The only thing I can really think of that would have made a previously used bulb to not only blow out but send glass flying is that maybe there was some weakening of the glass with one of those tips.

I decided that from now on, any time I want to check or install one of those bulbs (whether in a window candle or a night-light or anything else), I'll be covering it until I know that the same kind of thing won't happen. I know, after a lifetime of dealing with those bulbs, that the chances of the same kind of thing happening again really aren't all that great.

At the same time, I does occur to me that not all companies produce things of equal quality. Things make specifically for Christmas are often cheaper than things made for year-round. And, of course, a lot of things are just made "cheap" these days.

Even deciding to only buy products made by companies with reputations for decent quality, however, still doesn't factor in that we don't know which packages of bulbs wasn't knocked around in the store.
When I first tried to think up something I'd use to cover the bulbs on that "first-use" (at least of the year), I was in kind of "aftermath shock", so the first thing that came to my mind as a "shield" was a coffee can. A coffee can seemed not only like overkill, but too big anyway. My original thought was to use something that would be certain not to allow flying glass pieces to cut through it. The next things I considered were a) a soup can, and then b) any number of disposable drinking cups.

Once I got past that immediate mode of wanting to look for something that would be "super armour" against flying glass, I more calmly realized that the lightweight paper cups sold as "bathroom cups" were probably good enough to act as shields in the unlikely event that any more bulbs would do anything more dramatic than harmlessly puff-pop their way through the usual burn-out.

The little paper cup seemed like nice a compromise between risking that other bulbs in the batch made have, for some reason, had the same issue; and overkill. It allowed me to see the light of each bulb as I tested each. (I don't know... it occurred me to glass that was thin and cheap enough might become compromised when exposed to sunlight more often, or too long. It also occurred to me that the windows are over the baseboards that heat the room/house.)

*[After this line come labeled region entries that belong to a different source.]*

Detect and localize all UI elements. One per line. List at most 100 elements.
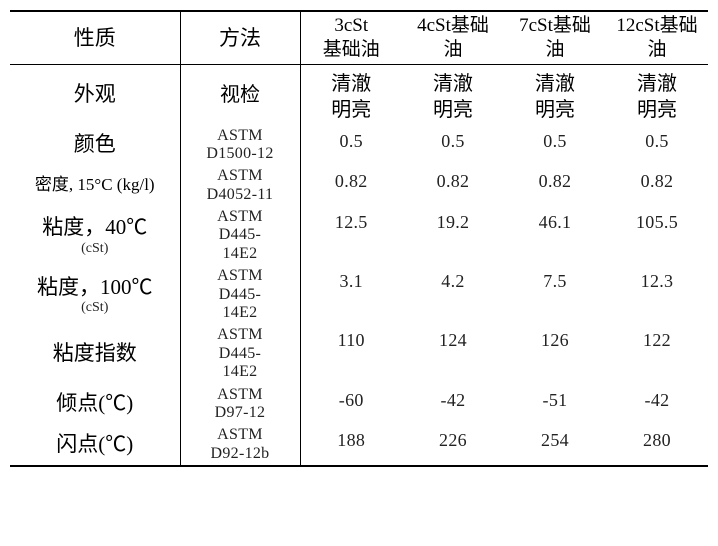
- method-label: ASTM D92-12b: [211, 426, 270, 461]
- value: 122: [643, 330, 671, 350]
- value: 0.82: [539, 171, 572, 191]
- table-row: 闪点(℃) ASTM D92-12b 188 226 254 280: [10, 424, 708, 466]
- property-cell: 闪点(℃): [10, 424, 180, 466]
- value-cell: 105.5: [606, 206, 708, 265]
- table-header: 性质 方法 3cSt 基础油 4cSt基础 油 7cSt基础 油 12cSt基础…: [10, 11, 708, 64]
- value: 254: [541, 430, 569, 450]
- value-cell: 0.82: [402, 165, 504, 206]
- method-label: ASTM D445- 14E2: [217, 267, 263, 321]
- value: 清澈 明亮: [433, 73, 473, 121]
- value: 0.82: [641, 171, 674, 191]
- col-header-4cst: 4cSt基础 油: [402, 11, 504, 64]
- value-cell: 清澈 明亮: [504, 64, 606, 125]
- value-cell: 188: [300, 424, 402, 466]
- value: -42: [645, 390, 670, 410]
- table-row: 外观视检清澈 明亮清澈 明亮清澈 明亮清澈 明亮: [10, 64, 708, 125]
- property-label: 粘度指数: [12, 341, 178, 366]
- value-cell: 110: [300, 324, 402, 383]
- value: 280: [643, 430, 671, 450]
- method-cell: ASTM D445- 14E2: [180, 265, 300, 324]
- value: 3.1: [340, 271, 363, 291]
- property-label: 粘度，40℃: [12, 215, 178, 240]
- method-cell: ASTM D97-12: [180, 384, 300, 425]
- property-cell: 粘度指数: [10, 324, 180, 383]
- property-label: 闪点(℃): [12, 432, 178, 457]
- value-cell: -42: [402, 384, 504, 425]
- property-cell: 外观: [10, 64, 180, 125]
- method-cell: ASTM D445- 14E2: [180, 324, 300, 383]
- method-label: ASTM D4052-11: [207, 167, 274, 202]
- properties-table: 性质 方法 3cSt 基础油 4cSt基础 油 7cSt基础 油 12cSt基础…: [10, 10, 708, 467]
- property-label: 倾点(℃): [12, 391, 178, 416]
- property-label: 颜色: [12, 132, 178, 157]
- value: 19.2: [437, 212, 470, 232]
- value: 124: [439, 330, 467, 350]
- value: 12.3: [641, 271, 674, 291]
- value-cell: -42: [606, 384, 708, 425]
- value-cell: 0.5: [504, 125, 606, 166]
- value: 清澈 明亮: [535, 73, 575, 121]
- value-cell: 226: [402, 424, 504, 466]
- method-label: ASTM D1500-12: [206, 127, 273, 162]
- value: 0.5: [645, 131, 668, 151]
- value-cell: 0.5: [606, 125, 708, 166]
- value-cell: 清澈 明亮: [606, 64, 708, 125]
- value-cell: 12.5: [300, 206, 402, 265]
- table-row: 倾点(℃) ASTM D97-12 -60 -42 -51 -42: [10, 384, 708, 425]
- value: 0.82: [335, 171, 368, 191]
- value: 126: [541, 330, 569, 350]
- value-cell: 254: [504, 424, 606, 466]
- value-cell: 46.1: [504, 206, 606, 265]
- value: 12.5: [335, 212, 368, 232]
- method-cell: ASTM D1500-12: [180, 125, 300, 166]
- value: -42: [441, 390, 466, 410]
- value-cell: 7.5: [504, 265, 606, 324]
- value: 4.2: [441, 271, 464, 291]
- col-header-3cst: 3cSt 基础油: [300, 11, 402, 64]
- value: 7.5: [543, 271, 566, 291]
- value: 46.1: [539, 212, 572, 232]
- value: 清澈 明亮: [331, 73, 371, 121]
- value-cell: 122: [606, 324, 708, 383]
- value-cell: -60: [300, 384, 402, 425]
- property-sublabel: (cSt): [12, 241, 178, 256]
- method-cell: ASTM D92-12b: [180, 424, 300, 466]
- property-label: 外观: [12, 82, 178, 107]
- value-cell: 4.2: [402, 265, 504, 324]
- property-label: 粘度，100℃: [12, 275, 178, 300]
- properties-table-wrapper: 性质 方法 3cSt 基础油 4cSt基础 油 7cSt基础 油 12cSt基础…: [10, 10, 708, 467]
- property-cell: 粘度，40℃(cSt): [10, 206, 180, 265]
- method-label: ASTM D445- 14E2: [217, 326, 263, 380]
- value: 0.5: [340, 131, 363, 151]
- value-cell: 124: [402, 324, 504, 383]
- value-cell: 0.82: [504, 165, 606, 206]
- value: 188: [337, 430, 365, 450]
- table-row: 粘度，100℃(cSt) ASTM D445- 14E2 3.1 4.2 7.5 12.3: [10, 265, 708, 324]
- property-label: 密度, 15°C (kg/l): [12, 175, 178, 195]
- property-cell: 粘度，100℃(cSt): [10, 265, 180, 324]
- value: 226: [439, 430, 467, 450]
- value: 0.5: [543, 131, 566, 151]
- property-cell: 倾点(℃): [10, 384, 180, 425]
- method-label: ASTM D97-12: [215, 386, 266, 421]
- value-cell: 0.5: [402, 125, 504, 166]
- value-cell: 清澈 明亮: [402, 64, 504, 125]
- col-header-method: 方法: [180, 11, 300, 64]
- value-cell: 0.82: [606, 165, 708, 206]
- value-cell: 19.2: [402, 206, 504, 265]
- value-cell: -51: [504, 384, 606, 425]
- value-cell: 0.5: [300, 125, 402, 166]
- table-body: 外观视检清澈 明亮清澈 明亮清澈 明亮清澈 明亮颜色ASTM D1500-120…: [10, 64, 708, 466]
- value: -60: [339, 390, 364, 410]
- method-cell: 视检: [180, 64, 300, 125]
- method-cell: ASTM D4052-11: [180, 165, 300, 206]
- value-cell: 126: [504, 324, 606, 383]
- value-cell: 3.1: [300, 265, 402, 324]
- method-label: ASTM D445- 14E2: [217, 208, 263, 262]
- table-row: 颜色 ASTM D1500-12 0.5 0.5 0.5 0.5: [10, 125, 708, 166]
- value: 0.5: [441, 131, 464, 151]
- method-cell: ASTM D445- 14E2: [180, 206, 300, 265]
- table-row: 密度, 15°C (kg/l) ASTM D4052-11 0.82 0.82 0.82…: [10, 165, 708, 206]
- col-header-7cst: 7cSt基础 油: [504, 11, 606, 64]
- value: 清澈 明亮: [637, 73, 677, 121]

This may seem (or be) really stupid of me; but in a lifetime of changing bulbs (whether for Christmas or just in the run-of-the-mill lamps and lights in the house), it has never occurred to me to at least make sure I turn my head, put on some glasses, or otherwise be aware that one or another kind of bulb may do some freak thing and send glass flying.

Most of the time, bulbs either just burn-out on their own (and way from us), or else burn-out when we do something like switch on a light. There's been more than the occasional time when I've been replacing a dead bulb with a new one, only to have the new one burn out as I installed it. No flying glass has been involved. In the case of some lamps there's often a lampshade between the bulb and my eyes anyway.
The lesson here, though, isn't just to think about maybe being a little wiser about something as small and simple as those little, common and among-the-lowest-of-wattage bulbs; and maybe doing something as simple as popping a little Dixie cup over the them when first installing them (and now, of course, the thought occurs to me that there could be the remote chance that paper could involve having more burn than would otherwise have burned if the small bulb does blow out.

As is often the case, there's the thing about having some rough idea about odds while also preferring not to have glass bits in one's eyes when it didn't have to happen. Then, too, odds are sometimes what we judge based only on our own history, rather than, say, on something like "odds of a Christmas bulb exploding in general". Someone less careful and particular about taking care of things like Christmas bulbs might not find anything at all "freakish" about my particular incident.

Neither might people who manufacture or otherwise work with something like those bulbs on a much larger scale than I do (no matter how many years' or windows' worth of experience I have with them).